They each posted a video of the experience on their channel, but Cleo’s goes into more detail about the experience and showcases the three distinct tech setups they demoed.
Here’s the chapter breakdown from Cleo’s video if you want to jump to a specific section:
And here’s MKBHD’s video.
Both videos were pretty high-level primers aimed at an audience with very little knowledge of virtual production.
Fortunately, we were able to talk to ZeroSpace’s Head of Research Engineering, Evan Clark, to get a more specific breakdown of what specific gear they were using and what a more democratized future of virtual production for content creators could look like.
Can you give me a breakdown of the tech being used in each of the three setups they demoed?
So starting with the LED volume (a joint venture with 4Wall Entertainment), it’s an Unreal Engine 5 powered 65ft ICVFX curve built driven by Brompton LED Processing. The system can run up to 120 Hz currently with capacity to scale.
Brompton frame remapping is used to cycle through different images on the volume for multicam support.
We choose these cameras because of their full-frame sensors which really make frame multiplexing possible. Everything is synchronized via genlock on the system to any frame rate between 24 – 60 Hz.
In motion capture, we run a 12 camera Vicon Vero setup capable of up to 3 person tracking at 120 FPS, with the ability to track an additional number of props.
The system is all synchronized via ambient to our master clock which makes guaranteeing perfectly timed data frame to video comparisons possible.
More recently we’ve added the ability for Markerless tracking via Captury, we have the ability to flex up to 30 cameras to cover massive spaces and track several actors in the volume all without the suit; making us the most advanced motion capture stage on the east coast.
Composed of an array of Azure Kinects, it all feeds back to a main server that takes the data into depthkit and generates an RGB-packed data stream that can be loaded into anything that implements their SDK to produce real-time volumetric holograms.
Marques was pretty interested in the possibility of having a virtual studio to keep changing sets. He’s also probably one of the few YouTubers who has the resources to build his own volume (he has a $250K Motorized Precision Cinema Robot to record product shots).
Let’s say he went that route – what would be the gear setup needed and what kind of extra crew (or training) would he need to operate it?
It really depends on one thing, what type of shots do you actually want to get? We have so many people who come to us wanting to use this tech but really have a very basic understanding of what each piece is capable of or the time and experience needed to really create the proper virtual art to make it effective.
To give a precise answer to that is really challenging; what I will highlight is his interest in frame multiplexing.
In that case, it starts with
- Picking the right LED tile, how accurate is the color rendering, what density of pixels do you want, how close do you need to shoot to the volume
- Choosing if you want to do frame-multiplexing
- How many cameras/ what type of cameras you want to use. Then comes down to what platform works best, nDisplay, Disguise, StypeLand, etc. Each have their own pros and cons including but not limited to cost, complexity, hardware density etc.

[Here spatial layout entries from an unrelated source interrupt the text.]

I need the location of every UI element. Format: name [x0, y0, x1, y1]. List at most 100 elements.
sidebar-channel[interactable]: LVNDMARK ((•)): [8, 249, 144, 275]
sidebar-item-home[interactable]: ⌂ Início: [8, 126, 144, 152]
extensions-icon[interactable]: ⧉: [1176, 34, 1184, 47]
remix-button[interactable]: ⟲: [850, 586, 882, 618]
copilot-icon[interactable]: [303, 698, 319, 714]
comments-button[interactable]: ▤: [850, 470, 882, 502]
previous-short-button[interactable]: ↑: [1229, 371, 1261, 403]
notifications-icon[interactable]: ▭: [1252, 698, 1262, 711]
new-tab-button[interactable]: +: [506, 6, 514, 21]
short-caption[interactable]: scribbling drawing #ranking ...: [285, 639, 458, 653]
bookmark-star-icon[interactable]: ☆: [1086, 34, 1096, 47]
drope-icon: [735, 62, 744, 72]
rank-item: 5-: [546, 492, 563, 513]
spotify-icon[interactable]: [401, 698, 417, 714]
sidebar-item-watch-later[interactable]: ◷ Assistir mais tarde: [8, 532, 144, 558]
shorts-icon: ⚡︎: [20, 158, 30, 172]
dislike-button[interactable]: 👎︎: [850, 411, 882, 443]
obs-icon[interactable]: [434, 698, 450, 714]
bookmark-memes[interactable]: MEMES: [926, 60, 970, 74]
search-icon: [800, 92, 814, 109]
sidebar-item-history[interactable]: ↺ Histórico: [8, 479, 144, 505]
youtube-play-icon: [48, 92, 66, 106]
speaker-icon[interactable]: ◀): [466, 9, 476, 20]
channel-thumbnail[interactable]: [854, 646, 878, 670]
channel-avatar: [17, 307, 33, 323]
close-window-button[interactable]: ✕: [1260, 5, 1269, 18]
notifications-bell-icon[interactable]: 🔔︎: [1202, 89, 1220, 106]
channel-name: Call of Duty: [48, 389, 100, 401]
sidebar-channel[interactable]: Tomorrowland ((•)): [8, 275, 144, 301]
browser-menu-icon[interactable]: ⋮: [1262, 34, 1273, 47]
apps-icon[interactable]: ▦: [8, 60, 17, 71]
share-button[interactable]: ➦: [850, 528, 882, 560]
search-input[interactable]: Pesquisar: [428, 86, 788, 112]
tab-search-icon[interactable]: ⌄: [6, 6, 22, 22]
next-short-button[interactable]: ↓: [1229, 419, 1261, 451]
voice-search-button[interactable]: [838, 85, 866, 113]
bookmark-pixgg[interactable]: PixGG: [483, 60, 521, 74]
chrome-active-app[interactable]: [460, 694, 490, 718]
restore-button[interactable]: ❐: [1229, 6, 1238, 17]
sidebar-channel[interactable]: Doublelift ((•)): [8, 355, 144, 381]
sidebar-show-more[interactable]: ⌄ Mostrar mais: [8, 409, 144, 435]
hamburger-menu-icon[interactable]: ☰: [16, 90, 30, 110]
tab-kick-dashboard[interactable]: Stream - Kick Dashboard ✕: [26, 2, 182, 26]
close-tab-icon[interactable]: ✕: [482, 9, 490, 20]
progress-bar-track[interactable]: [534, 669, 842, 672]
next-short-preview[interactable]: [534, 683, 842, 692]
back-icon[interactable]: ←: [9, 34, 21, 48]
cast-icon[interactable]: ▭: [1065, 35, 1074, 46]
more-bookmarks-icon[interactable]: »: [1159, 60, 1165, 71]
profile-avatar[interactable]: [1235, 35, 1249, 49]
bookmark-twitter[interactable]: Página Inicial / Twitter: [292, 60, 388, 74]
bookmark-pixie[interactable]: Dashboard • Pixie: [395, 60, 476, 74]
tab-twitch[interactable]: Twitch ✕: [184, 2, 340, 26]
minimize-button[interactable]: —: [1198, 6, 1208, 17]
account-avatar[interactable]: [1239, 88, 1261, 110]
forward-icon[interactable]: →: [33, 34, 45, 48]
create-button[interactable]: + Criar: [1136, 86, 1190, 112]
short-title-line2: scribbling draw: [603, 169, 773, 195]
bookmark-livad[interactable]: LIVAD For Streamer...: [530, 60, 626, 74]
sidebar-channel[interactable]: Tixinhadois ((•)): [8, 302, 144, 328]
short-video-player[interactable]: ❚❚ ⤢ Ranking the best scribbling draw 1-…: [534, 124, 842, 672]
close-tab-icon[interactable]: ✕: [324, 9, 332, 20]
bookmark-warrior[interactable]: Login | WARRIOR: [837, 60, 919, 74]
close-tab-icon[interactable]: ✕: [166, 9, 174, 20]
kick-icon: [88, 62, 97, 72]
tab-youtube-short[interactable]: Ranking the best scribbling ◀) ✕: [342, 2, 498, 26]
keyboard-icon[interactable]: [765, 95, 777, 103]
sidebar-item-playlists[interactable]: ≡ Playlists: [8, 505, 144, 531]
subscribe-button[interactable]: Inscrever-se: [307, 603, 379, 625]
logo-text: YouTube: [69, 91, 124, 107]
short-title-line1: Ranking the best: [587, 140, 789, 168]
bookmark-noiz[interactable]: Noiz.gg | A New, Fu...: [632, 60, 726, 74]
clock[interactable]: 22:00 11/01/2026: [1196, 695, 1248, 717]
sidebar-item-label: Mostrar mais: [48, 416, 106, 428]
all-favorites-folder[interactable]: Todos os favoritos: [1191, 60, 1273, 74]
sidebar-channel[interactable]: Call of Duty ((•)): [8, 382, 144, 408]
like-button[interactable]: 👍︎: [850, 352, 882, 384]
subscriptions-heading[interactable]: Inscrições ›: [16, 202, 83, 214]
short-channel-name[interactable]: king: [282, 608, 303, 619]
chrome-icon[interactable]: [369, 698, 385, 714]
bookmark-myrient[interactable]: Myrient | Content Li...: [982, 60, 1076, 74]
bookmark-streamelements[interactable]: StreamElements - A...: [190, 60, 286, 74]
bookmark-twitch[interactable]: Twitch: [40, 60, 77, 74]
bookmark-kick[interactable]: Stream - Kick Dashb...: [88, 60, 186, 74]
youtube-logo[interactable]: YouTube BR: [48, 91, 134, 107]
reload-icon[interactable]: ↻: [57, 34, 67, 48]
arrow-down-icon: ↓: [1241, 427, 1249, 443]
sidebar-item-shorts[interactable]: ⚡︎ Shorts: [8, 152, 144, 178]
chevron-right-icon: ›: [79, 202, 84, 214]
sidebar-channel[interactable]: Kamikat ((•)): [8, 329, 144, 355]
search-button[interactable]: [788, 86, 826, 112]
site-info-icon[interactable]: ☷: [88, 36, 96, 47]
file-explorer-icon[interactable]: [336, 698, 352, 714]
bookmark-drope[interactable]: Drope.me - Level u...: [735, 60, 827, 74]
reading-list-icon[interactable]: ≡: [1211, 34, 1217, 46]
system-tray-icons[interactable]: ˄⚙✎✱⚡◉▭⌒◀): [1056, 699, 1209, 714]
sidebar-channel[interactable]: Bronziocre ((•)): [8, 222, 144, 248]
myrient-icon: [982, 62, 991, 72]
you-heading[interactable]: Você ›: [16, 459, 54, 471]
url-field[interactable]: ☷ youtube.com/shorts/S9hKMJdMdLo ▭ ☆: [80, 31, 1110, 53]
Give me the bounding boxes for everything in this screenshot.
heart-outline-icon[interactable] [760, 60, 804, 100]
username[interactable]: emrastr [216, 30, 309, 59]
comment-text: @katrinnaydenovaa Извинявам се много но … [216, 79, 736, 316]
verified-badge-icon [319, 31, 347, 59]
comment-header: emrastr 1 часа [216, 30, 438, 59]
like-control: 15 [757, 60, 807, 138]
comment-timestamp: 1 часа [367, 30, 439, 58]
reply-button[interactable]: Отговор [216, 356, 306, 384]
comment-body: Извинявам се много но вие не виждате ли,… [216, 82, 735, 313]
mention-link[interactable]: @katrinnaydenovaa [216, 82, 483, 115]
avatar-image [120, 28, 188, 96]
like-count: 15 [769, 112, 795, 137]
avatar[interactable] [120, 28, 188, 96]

In our space, we currently need roughly 3 – 4 people to run the volume, one managing screens, one managing Unreal, one managing color, and one managing camera in addition to your usual production roles. But each shoot is different.
One thing that people also need to take into account is the content; you need a team of trained real-time artists to be able to craft photo-real worlds that are optimized to run on a large canvas, but also are easy to work with from a cinematography standpoint, so adding 2 – 3 more people on top of the operation.
Can you break down how the volumetric video capture works and are there any potential new uses for it once the Apple Vision Pro comes out?
Volumetric video uses a number of different camera perspectives to solve into a point cloud.
In the case for scatter it uses depth sensors + RGB data, but it can also be done just using RGB data through tools like reality capture or mesh room (though these are more for stationary photogrammetry).
Really this tech does have some maturing to do before it is ready for something like Apple Vision Pro, but the uses are endless.
As Marques said in Cleo’s video one great example is being able to take a volumetric capture of a product and being able to move around it in post and redesign your camera shots ad-hoc.
We currently have a few things in the pipeline targeting the future of spatial computing like this, but I think we are very excited about the prospects of being able to create truly hybrid events via this and other mechanisms.
What would need to happen (new hardware, easier software, etc) for smaller productions/content creators to take advantage of VP?
I talk a lot about the democratization of VP, and to some extent it really already has been.
I started in my living room with a green screen, Unreal Engine, and some production knowledge and got away with creating the content that led me to where I am today.
I think one thing that is already happening is the increase in computer density, making you require fewer machines to do the mathematics to make any of this possible.
There still is however a lot of growth in knowledge needed; understanding the nuances of both how you make something look cinematic with these technologies and how and when to use them for the right shot, and how to set these systems up and get them to cooperate in a way that is easily manageable.
I think after that then really the main challenge left is your virtual art direction, how do you really build something you want to see come to life well.